Sunday, October 30, 2005

The married man's guide to flirting

Some people are naturally flirtatious, and use it as a sort of charm tool both socially and in business. Others use it specifically to seduce, and others have no idea how to execute this finally tuned dance. But should you flirt if you are in a relationship? And if so, just what kind of flirting is OK?

But firstly, what exactly does flirting mean? According to Wikipedia, it is "... a way of treating serious things (such as sexual attraction) with an almost mocking or self-mocking air of ease. It can be either pleasantly diverting or wildly exciting, depending on the context." And "People who flirt can speak and act in a way that suggests greater intimacy than is appropriate to the relationship (or to the amount of time the two people have known each other), without actually saying or doing anything inappropriate. One way they accomplish this is to communicate a sense of playfulness or irony."
Read more here.

OK, so that sounds all well and fine, but that whole bit about flirting suggesting a greater intimacy, should you really be doing that if you have a partner? Surely there are things that people outside of your relationship needn't, and more so shouldn't, know about you?
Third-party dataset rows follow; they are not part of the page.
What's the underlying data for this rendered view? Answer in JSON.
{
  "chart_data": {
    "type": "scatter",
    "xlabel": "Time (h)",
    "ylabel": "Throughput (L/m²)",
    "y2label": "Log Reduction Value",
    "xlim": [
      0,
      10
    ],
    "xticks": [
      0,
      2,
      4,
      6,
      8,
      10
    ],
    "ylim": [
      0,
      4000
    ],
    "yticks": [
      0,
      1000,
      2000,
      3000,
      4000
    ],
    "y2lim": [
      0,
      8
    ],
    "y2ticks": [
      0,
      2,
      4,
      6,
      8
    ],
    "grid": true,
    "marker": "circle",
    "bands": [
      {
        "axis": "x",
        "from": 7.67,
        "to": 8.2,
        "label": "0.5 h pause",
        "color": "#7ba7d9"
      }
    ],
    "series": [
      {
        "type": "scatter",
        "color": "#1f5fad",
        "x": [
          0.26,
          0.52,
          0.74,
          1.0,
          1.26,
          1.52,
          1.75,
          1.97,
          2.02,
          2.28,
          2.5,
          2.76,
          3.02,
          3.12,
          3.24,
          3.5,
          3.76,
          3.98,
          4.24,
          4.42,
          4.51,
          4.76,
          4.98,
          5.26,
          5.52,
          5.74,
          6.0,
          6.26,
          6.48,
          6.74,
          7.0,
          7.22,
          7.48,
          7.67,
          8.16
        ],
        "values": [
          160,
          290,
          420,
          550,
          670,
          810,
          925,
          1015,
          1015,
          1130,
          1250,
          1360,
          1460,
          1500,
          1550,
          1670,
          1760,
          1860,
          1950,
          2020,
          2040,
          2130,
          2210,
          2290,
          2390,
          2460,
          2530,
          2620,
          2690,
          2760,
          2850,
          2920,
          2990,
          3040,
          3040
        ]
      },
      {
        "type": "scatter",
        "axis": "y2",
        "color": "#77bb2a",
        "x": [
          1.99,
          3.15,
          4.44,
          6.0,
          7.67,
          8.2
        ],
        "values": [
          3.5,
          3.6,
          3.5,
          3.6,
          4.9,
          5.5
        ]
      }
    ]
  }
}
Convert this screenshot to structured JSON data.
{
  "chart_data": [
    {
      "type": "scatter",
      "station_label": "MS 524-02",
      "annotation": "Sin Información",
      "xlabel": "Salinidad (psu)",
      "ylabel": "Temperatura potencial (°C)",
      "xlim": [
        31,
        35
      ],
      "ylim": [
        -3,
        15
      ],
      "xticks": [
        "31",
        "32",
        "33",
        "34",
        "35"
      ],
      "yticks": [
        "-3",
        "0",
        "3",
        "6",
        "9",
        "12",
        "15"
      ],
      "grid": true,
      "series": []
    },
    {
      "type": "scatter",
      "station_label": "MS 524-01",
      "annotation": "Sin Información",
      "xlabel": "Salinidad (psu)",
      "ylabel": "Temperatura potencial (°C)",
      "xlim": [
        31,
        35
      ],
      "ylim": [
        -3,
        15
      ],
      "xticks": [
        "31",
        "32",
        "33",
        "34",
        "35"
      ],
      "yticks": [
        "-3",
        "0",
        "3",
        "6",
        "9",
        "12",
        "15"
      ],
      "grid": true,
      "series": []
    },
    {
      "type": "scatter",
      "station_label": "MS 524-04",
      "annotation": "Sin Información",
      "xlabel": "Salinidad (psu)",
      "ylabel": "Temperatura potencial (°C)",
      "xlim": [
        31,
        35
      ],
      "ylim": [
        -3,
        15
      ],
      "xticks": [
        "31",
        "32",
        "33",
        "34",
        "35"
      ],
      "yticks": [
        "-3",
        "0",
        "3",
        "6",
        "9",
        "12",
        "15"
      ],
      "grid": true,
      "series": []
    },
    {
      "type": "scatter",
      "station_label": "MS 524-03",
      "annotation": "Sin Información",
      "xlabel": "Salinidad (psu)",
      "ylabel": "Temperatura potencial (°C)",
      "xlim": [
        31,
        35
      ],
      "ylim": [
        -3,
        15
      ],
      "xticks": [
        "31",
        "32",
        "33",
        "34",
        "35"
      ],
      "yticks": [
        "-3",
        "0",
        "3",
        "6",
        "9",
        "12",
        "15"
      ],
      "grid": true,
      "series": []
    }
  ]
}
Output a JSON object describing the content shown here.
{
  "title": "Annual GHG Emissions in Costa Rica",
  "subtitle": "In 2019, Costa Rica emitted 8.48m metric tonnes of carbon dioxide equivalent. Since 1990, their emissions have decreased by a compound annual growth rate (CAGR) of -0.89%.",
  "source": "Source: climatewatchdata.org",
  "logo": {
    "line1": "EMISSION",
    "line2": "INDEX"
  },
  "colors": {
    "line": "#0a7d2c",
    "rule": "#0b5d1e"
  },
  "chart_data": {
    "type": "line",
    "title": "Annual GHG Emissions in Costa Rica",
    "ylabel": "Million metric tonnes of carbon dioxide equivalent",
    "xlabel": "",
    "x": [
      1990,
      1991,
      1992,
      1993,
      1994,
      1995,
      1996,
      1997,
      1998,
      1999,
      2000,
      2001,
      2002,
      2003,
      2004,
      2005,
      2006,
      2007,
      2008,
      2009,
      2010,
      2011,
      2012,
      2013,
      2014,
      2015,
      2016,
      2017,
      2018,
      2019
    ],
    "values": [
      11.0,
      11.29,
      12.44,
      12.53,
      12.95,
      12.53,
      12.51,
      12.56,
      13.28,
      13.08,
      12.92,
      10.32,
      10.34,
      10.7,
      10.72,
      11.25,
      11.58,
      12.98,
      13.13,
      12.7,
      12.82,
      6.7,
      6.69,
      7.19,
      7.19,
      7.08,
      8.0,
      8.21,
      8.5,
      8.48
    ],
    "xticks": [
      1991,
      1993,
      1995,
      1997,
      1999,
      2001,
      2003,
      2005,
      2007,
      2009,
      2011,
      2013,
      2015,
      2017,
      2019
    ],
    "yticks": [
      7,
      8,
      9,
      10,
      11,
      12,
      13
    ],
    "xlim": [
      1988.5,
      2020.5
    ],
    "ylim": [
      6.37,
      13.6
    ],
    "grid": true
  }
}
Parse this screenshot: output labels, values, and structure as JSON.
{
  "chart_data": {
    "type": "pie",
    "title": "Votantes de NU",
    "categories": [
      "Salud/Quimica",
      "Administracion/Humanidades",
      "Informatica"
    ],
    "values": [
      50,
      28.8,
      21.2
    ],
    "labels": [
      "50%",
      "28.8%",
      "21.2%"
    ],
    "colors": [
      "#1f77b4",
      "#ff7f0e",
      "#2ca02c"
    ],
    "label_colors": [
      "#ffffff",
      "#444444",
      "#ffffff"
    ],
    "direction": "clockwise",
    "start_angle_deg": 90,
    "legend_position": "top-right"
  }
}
Friends of mine who have been married for years say that they both enjoy the occasional bit of flirting, because it's a safe way of having some fun outside of the relationship. After being with the same person for a long time, it can be a boost to the old ego to find out you're still attractive to the opposite sex and, if you really wanted to, you could still pull.

I think it's a fine line that one has to keep an eye on, so that you can still enjoy the banter with someone, without it becoming overtly sexual, or worse, tawdry or vulgar. It goes without saying that sometimes a conversation between two people can be more intimate then any actual physical contact, and this is often how affairs start.

Combining flirting with actual physical contact, like a hand placed on the leg or arm of another person during the exchange, is definitely sending a very clear message. Dating experts call this kind of touching a signifier, and combined with an intimate conversation often means one thing: "Your place or mine?"

I enjoy flirting in as much as I like the banter, and I'll be honest, I get a kick out of someone enjoying my company, thinking me funny, interesting, and entertaining. And if they think I'm attractive too - well, gosh, what a boost to my ego. But because I'm in a relationship, I don't want to lead that person to think that I am in any way sexually available. For me at least, this is when flirting crosses the line and becomes seduction.

I once spent most of the evening talking to a gorgeous man, and being a single girl at the time, and admittedly a bit sauced, thought I had found my soul mate. We spoke about everything from favourite books to things that scared us, and there was a very strong physical attraction between us. We were in a busy bar, and without even having kissed him, the conversation between us left me in no doubt that we would be physically compatible too.

At some point, I think it was near to closing time, I heard his name being called out and something came flying through the air towards him. He caught it, and with an embarrassed expression on his face, put his wedding band back on his finger. Apparently, his friend had been using it for some sort of parlor trick during the evening.

I felt as though a ton of bricks had hit me, and was terribly disappointed. What's worse was that this wonderful, smart, and funny guy turned to me and said, "Yes, I'm married, but not very happily." Yeah right - what an original line. And no, I didn't have an affair with him, rather I went home feeling very pissed off, and thought to myself: Married men should not flirt like that. This guy had definitely crossed the line between flirting and seduction, and it left me with a lasting impression of the dangers of this sort of thing.

I don't know what the hard and fast rule is, most likely because there isn't one. But to avoid waking up in the morning with someone's phone number in lipstick on a napkin, and a guilty conscience, it's probably a good idea not to drink too much - which itself is the root of many regrettable actions. I also think it's important to be very upfront about the fact that you are in a relationship, especially if you have a sense that the person talking to you is interested. And it's worth remembering that words can speak as loud as actions, so be careful where you allow the conversation to go.

And finally, and this really should go without saying; never, ever, flirt in front of your partner. This is not because you have something to hide, but let's face it, showing that kind of interest in someone else can often feel like a slap in the face, be hurtful, and is quite simply disrespectful.